In the MAGA imagination, America is simultaneously threatened by outsiders – invaders who are “poisoning the blood” of the nation, as Trump has put it – and by the “enemy within.” The core promise of Trumpism is to purge those inherently connected “threats.”
To the Trumpists, the “enemy within” - those radical “leftists” and “globalists” – are as acutely dangerous as the invaders from without.
In order to restore the nation to former glory, to Make America Great Again, it has as to be “purified” – the enemies have to be purged.
According to the Trumpists, only the providential leader can guide the nation to its re-birth and former glory – “Only I,” Trump loves to say. The rightwing base is all in on this, fiercely loyal to Trump personally, bound to him by a cult of personality.

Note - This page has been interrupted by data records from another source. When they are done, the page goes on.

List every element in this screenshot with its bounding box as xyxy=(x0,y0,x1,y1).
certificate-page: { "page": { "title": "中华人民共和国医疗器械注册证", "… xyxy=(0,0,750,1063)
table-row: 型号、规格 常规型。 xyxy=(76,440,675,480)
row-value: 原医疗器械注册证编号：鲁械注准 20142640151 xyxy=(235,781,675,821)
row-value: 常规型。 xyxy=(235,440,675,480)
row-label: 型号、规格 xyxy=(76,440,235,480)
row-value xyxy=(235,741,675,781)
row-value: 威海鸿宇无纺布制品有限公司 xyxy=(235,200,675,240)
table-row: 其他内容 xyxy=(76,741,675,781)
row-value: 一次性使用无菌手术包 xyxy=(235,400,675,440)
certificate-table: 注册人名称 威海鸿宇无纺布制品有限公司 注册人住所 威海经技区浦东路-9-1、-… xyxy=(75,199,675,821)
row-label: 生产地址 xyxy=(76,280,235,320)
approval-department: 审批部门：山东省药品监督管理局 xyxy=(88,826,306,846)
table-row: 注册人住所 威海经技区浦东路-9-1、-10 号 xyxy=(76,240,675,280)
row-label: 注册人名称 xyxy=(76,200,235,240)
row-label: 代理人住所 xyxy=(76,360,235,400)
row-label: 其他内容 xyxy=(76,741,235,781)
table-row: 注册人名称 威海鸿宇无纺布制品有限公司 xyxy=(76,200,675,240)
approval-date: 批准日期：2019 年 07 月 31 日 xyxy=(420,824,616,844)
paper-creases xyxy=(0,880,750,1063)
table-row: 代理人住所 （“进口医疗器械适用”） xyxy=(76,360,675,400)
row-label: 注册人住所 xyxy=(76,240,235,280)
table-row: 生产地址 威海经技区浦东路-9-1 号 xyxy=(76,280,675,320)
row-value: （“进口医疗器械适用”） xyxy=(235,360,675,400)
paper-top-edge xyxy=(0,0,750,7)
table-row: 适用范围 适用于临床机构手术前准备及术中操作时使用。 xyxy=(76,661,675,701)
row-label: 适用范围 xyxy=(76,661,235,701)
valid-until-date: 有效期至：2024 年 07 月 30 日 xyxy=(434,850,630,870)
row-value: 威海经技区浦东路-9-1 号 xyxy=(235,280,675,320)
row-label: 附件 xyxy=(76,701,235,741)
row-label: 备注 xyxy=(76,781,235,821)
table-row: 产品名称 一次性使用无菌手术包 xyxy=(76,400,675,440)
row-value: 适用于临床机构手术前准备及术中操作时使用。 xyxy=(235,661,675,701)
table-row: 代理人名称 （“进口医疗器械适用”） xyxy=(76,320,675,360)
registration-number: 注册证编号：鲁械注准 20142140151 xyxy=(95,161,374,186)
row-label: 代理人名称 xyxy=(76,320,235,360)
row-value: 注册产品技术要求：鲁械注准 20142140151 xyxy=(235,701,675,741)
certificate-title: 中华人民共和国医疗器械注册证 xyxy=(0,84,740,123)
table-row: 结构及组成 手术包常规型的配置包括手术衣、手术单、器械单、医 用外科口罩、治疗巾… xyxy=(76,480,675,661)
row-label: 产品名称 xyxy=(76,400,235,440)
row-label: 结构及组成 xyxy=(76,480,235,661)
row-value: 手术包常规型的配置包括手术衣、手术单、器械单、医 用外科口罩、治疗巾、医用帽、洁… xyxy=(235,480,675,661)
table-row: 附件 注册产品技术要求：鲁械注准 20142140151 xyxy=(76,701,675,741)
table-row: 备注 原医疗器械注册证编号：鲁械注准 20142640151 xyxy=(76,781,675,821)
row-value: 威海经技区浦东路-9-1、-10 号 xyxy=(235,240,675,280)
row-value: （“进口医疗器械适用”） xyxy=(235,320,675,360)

What does the U.S. look like in five or ten years?
I was asked to reflect on this question, alongside other scholars. In a stable democracy, the range of plausible outcomes is narrow. But for America, it now includes complete democratic breakdown.
There should not have been any doubt about the intention of the Trumpists. They desire to erect a form of plebiscitary autocracy, constantly invoking the true “will of the people” while aggressively narrowing the boundaries of who gets to belong and whose rights are recognized.
At every turn, the response to the rise of Trumpism has been hampered by a lack of political imagination – a lingering sense that “It cannot happen here” (or not anymore), fueled by a deep-seated mythology of exceptionalism, progress gospel, and willful historical ignorance.